Getirdiğiniz teklifle, merkezî hükûmet öğrencilerin barınma gereksinimlerini karşılamadığı için belediyelerimizin yaptığı öğrenci yurtlarına müsaade etmek istemediniz. Belediyelerimizin öğrencilerimize vermek istediği bir öğün yemeğe müdahalede bulundunuz. Cumhurbaşkanına mevcut yetkilileri yetmiyormuş gibi Türk Silahlı Kuvvetlerini de kafasına estiği gibi dizayn etme yetkisi veremezsiniz. Elbette, teklifin 4'üncü, 9'uncu ve 10'uncu maddelerini geri çektiğinizi biliyoruz ama 3'üncü maddesinde subayların rütbe bekleme sürelerinin Cumhurbaşkanınca değiştirilmesi hâli Türk Silahlı Kuvvetlerinin rutin işleyen anlayışına da bir darbe vurmaktır. Dolayısıyla orada Silahlı Kuvvetlerimizi özgürleştirmemiz ve geleneklere uygun hâlde karar alabilme yeteneğini vermemiz gerekiyor. Merhum Cumhurbaşkanı -Süleyman Demirel'den söz ediyorum tabii- derdi ki: "Okula, camiye ve kışlaya siyaseti sokmayın." Ne kadar doğru bir cümle. Siz de bunun tam tersini yapıyorsunuz, size tavsiyem buna uymanız. Siyasetin hiç girmemesi gereken yerleri, siyasi müdahaleye kapalı olması gereken yerleri, bu kurumları siyasetin aracı hâline getirmek istiyorsunuz, bunu yapmayın. Bizim iktidarımızda biz nasıl yapacağız biliyor musunuz? Bu da yakındır. Önce hırsızlıkla, yolsuzlukla mücadele; bunların önlenmesini, çalınanların geri verilmesini, üretilmesini, hazinenin toparlanmasını, 86 milyon yurttaşımızın gelirden adil bir biçimde yararlanmasını sağlamak; siz bunu yapamadınız şu ana kadar. Mafyaya açtığınız alanları kapatacağız, sokak çeteleriyle mücadelemizi büyüteceğiz. Uyuşturucu ve kumar bataklığına sürüklediğiniz gençlerin -Türkiye acayip bir durumda- bağımlılıktan kurtarılması lazım; çabanız yok, bunu biz yapacağız. Yeni fırsatlar koyarız, onları kazanırız, suç oranlarını aşağı çekeriz, ülkemizde huzuru sağlarız, bunları yapabiliriz ama bin yıllık geleneği olan bir orduyu siyasetin aracı hâline getirirseniz, eğitimi cemaatlerin oyun alanına çevirirseniz, kışlaya, okula, camiye, siyaseti sokarsanız bu ülkeye geri dönüşü olmayan çok büyük zararlar verirsiniz. Şu anda Türkiye'nin durumu budur. Kurumsallaşmış bütün yapıları tarumar edince orduyu istediğiniz şekilde dizayn ederek, eğitim kurumlarından başlayarak insanları birbirlerine düşürerek, düşman ederek, kazanamadığınız belediyelerin yetkilerini budayarak, yenileceğinizi gördüğünüz rakipleri esir alarak siyasi ömrünüzü uzatamazsınız, onu söyleyelim. Bu yüzden adalete ve demokrasiye bir daha davet ederek sözlerimi devam ettiriyorum.

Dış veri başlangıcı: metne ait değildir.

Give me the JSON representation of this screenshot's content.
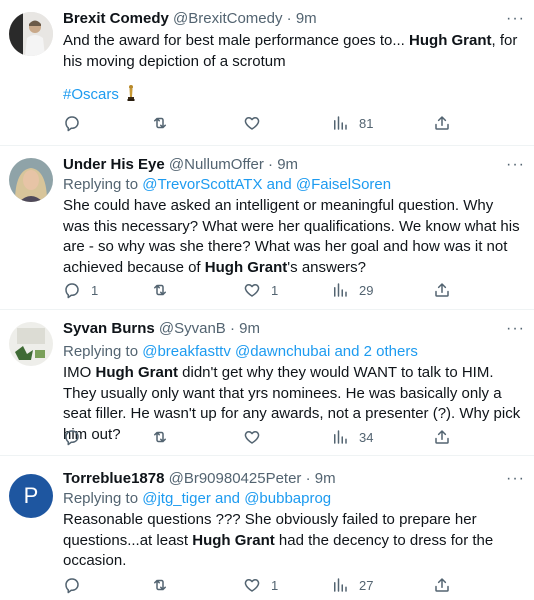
{
  "tweets": [
    {
      "name": "Brexit Comedy",
      "handle": "@BrexitComedy",
      "sep": "·",
      "time": "9m",
      "text_pre": "And the award for best male performance goes to... ",
      "text_bold": "Hugh Grant",
      "text_post": ", for his moving depiction of a scrotum",
      "hashtag": "#Oscars",
      "reply_count": "",
      "retweet_count": "",
      "like_count": "",
      "view_count": "81"
    },
    {
      "name": "Under His Eye",
      "handle": "@NullumOffer",
      "sep": "·",
      "time": "9m",
      "replying_label": "Replying to",
      "replying_1": "@TrevorScottATX",
      "replying_and": "and",
      "replying_2": "@FaiselSoren",
      "text_pre": "She could have asked an intelligent or meaningful question.  Why was this necessary? What were her qualifications. We know what his are - so why was she there? What was her goal and how was it not achieved because of ",
      "text_bold": "Hugh Grant",
      "text_post": "'s answers?",
      "reply_count": "1",
      "retweet_count": "",
      "like_count": "1",
      "view_count": "29"
    },
    {
      "name": "Syvan Burns",
      "handle": "@SyvanB",
      "sep": "·",
      "time": "9m",
      "replying_label": "Replying to",
      "replying_1": "@breakfasttv",
      "replying_2": "@dawnchubai",
      "replying_and": "and",
      "replying_3": "2 others",
      "text_pre": "IMO ",
      "text_bold": "Hugh Grant",
      "text_post": " didn't get why they would WANT to talk to HIM. They usually only want that yrs nominees. He was basically only a seat filler. He wasn't up for any awards, not a presenter (?). Why pick him out?",
      "reply_count": "",
      "retweet_count": "",
      "like_count": "",
      "view_count": "34"
    },
    {
      "name": "Torreblue1878",
      "handle": "@Br90980425Peter",
      "sep": "·",
      "time": "9m",
      "avatar_letter": "P",
      "replying_label": "Replying to",
      "replying_1": "@jtg_tiger",
      "replying_and": "and",
      "replying_2": "@bubbaprog",
      "text_pre": "Reasonable questions ??? She obviously failed to prepare her questions...at least ",
      "text_bold": "Hugh Grant",
      "text_post": " had the decency to dress for the occasion.",
      "reply_count": "",
      "retweet_count": "",
      "like_count": "1",
      "view_count": "27"
    }
  ],
  "more_glyph": "···",
  "colors": {
    "link": "#1d9bf0",
    "muted": "#536471",
    "text": "#0f1419",
    "avatar_p": "#1e56a0"
  },
  "icons": [
    "reply-icon",
    "retweet-icon",
    "like-icon",
    "views-icon",
    "share-icon",
    "oscar-trophy-icon",
    "more-icon"
  ]
}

Ulu Önder Mustafa Kemal Atatürk'ün yaptığı tarihî bir konuşmadan bir alıntıyı özellikle bu tarih dönemi için söyleyeceğim. Ne diyor Ulu Önder? "İstiklal ve cumhuriyetine kastedecek düşmanlar bütün dünyada emsali görülmemiş bir galibiyetin mümessili olabilirler. Cebren ve hileyle aziz vatanın bütün kaleleri zaptedilmiş, bütün tersanelerine girilmiş, bütün orduları dağıtılmış ve memleketin her köşesi bilfiil işgal edilmiş olabilir. Bütün bu şeraitten daha elim ve vahim olmak üzere, memleketin dâhilinde iktidara sahip olanlar gaflet ve dalalet, hatta hıyanet içinde bulunabilirler. Hatta bu iktidar sahipleri şahsi menfaatlerini müstevlilerin siyasi emelleriyle tevhit edebilirler. Millet fakruzaruret ve harap ve bitap düşmüş olabilir." Bu durumda bile mücadeleden vazgeçmeyeceğiz, cumhuriyeti ve demokrasimizi müstevlilerin emellerine kurban etmeyeceğiz.
(Mikrofon otomatik cihaz tarafından kapatıldı)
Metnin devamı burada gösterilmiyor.